Her classes have grown steadily since she started teaching there in 2007, she said. New Hyde Park’s Indian population has grown in that time, too.

But on Saturday mornings, Kukadia’s group practice sessions are filled with Indian students and those of other races who want to explore the tabla’s complex rhythms and connect with another culture, she said.

“It’s beneficial all around to create cross-cultural exchange,” Kukadia said. “It makes the world a little bit smaller, and giving non-Indian audiences a taste of Indian music, Indian dance, Indian language, all those things … it gives them the awareness that this community exists, just next door.”

Kukadia, a native of the Albany area, went to India in 1996 in search of a master of the tabla, a set of two drums traditionally played by men. When she met Pandit Divyang Vakil, her “guruji,” or “respected teacher,” she said it was “the first day of the rest of my life.”

She spent four years in India with him, learning the tabla through traditional oral methods, and later helped him start the Taalim School for Indian Music in 2002, she said. The school also operates in New York City, Connecticut, Pennsylvania and Virginia.

Kukadia now teaches students from age 5 to 75, she said.

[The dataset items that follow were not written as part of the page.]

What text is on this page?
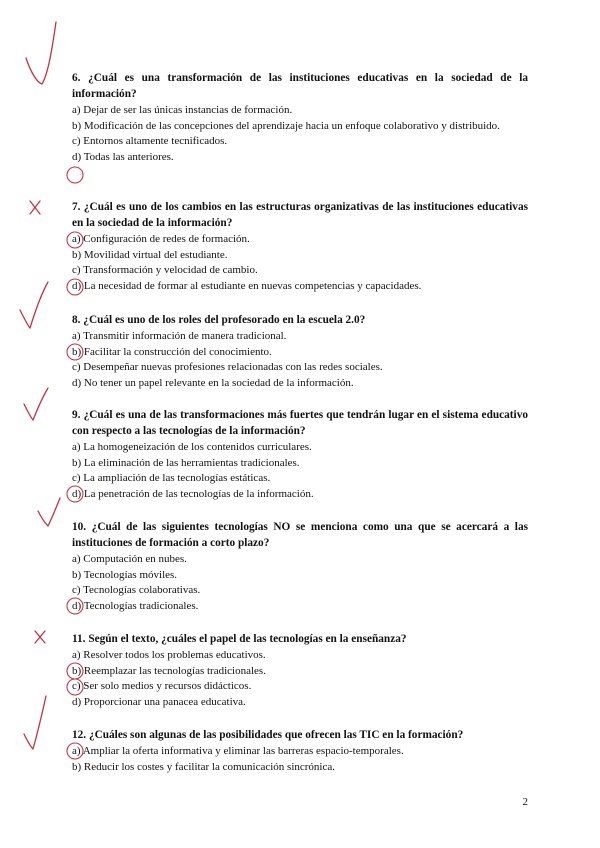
6. ¿Cuál es una transformación de las instituciones educativas en la sociedad de la información?
a) Dejar de ser las únicas instancias de formación.
b) Modificación de las concepciones del aprendizaje hacia un enfoque colaborativo y distribuido.
c) Entornos altamente tecnificados.
d) Todas las anteriores.
7. ¿Cuál es uno de los cambios en las estructuras organizativas de las instituciones educativas en la sociedad de la información?
a) Configuración de redes de formación.
b) Movilidad virtual del estudiante.
c) Transformación y velocidad de cambio.
d) La necesidad de formar al estudiante en nuevas competencias y capacidades.
8. ¿Cuál es uno de los roles del profesorado en la escuela 2.0?
a) Transmitir información de manera tradicional.
b) Facilitar la construcción del conocimiento.
c) Desempeñar nuevas profesiones relacionadas con las redes sociales.
d) No tener un papel relevante en la sociedad de la información.
9. ¿Cuál es una de las transformaciones más fuertes que tendrán lugar en el sistema educativo con respecto a las tecnologías de la información?
a) La homogeneización de los contenidos curriculares.
b) La eliminación de las herramientas tradicionales.
c) La ampliación de las tecnologías estáticas.
d) La penetración de las tecnologías de la información.
10. ¿Cuál de las siguientes tecnologías NO se menciona como una que se acercará a las instituciones de formación a corto plazo?
a) Computación en nubes.
b) Tecnologías móviles.
c) Tecnologías colaborativas.
d) Tecnologías tradicionales.
11. Según el texto, ¿cuáles el papel de las tecnologías en la enseñanza?
a) Resolver todos los problemas educativos.
b) Reemplazar las tecnologías tradicionales.
c) Ser solo medios y recursos didácticos.
d) Proporcionar una panacea educativa.
12. ¿Cuáles son algunas de las posibilidades que ofrecen las TIC en la formación?
a) Ampliar la oferta informativa y eliminar las barreras espacio-temporales.
b) Reducir los costes y facilitar la comunicación sincrónica.
2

She is a “student-centered” teacher who can engage beginners without boring more advanced students, said Richard Moscatelli, 50.

“You can hear the excitement in her voice and see the glint in her eye, so you know she has the passion for it,” said Moscatelli, a Centereach resident who’s taken Kukadia’s classes since January.

Kukadia came to New Hyde Park seven years ago because she has family in the area and many of her students lived on Long Island, she said. The location gives her easy access to students who live further east and to New York City, where she often gives concerts and workshops, she said.

There is a high demand for Indian classical music in the area, Kukadia said, and her classes are in good company — there are five Hindu temples several Indian and South Asian businesses nearby, she said. She also teaches classes with the Young Indian Cultural Group at the Herricks Community Center.

“It’s just kind of the best of both worlds,” she said. “I can have my suburban students come, parents come, build great relationships, but I can also head right into the city and take advantage of the diverse cultural, musical benefits of that as well.”

Aside from white people, Indian people are New Hyde Park’s largest single ethnic group, accounting for 19.4 percent of the population in the village and unincorporated areas as of 2014, U.S. Census Bureau data shows. That number grew from 16.7 percent in 2011.

“Name an ethnicity and it’s there in Nassau County,” said Moscatelli, who teaches mathematics at Nassau Community College. “It’s in my calculus class.”

About 70 percent of Kukadia’s students are Indian and most are men, she said, but more non-Indian people and girls have started classes in recent years.

One of her most advanced students is 19-year-old Deepa Paulus, whom Kukadia has taught for eight years.

While she only knows about 10 women worldwide who play tabla professionally, Kukadia said there is a growing number of girls and women learning the instrument in India and in the U.S.

The Taalim School has two women teaching tabla. Kukadia said her visibility as a tabla player and teacher helps encourage more girls to take up the instrument.

“A lot of my students are young girls,” she said. “It helps that the teacher, myself, is a woman, so it’s attracting more and more females.”

The tabla’s complex rhythms attract many non-Indian musicians to Kukadia’s classes, she said.

Playing the tabla is a cultural experience that’s valuable to living in a diverse society and keeps musicians on their toes, said Moscatelli, a lifelong drummer who spent a year learning to play tabla rhythms on his jazz drum set.

“It opens your mind,” he said. “It makes you not feel stale in your playing.”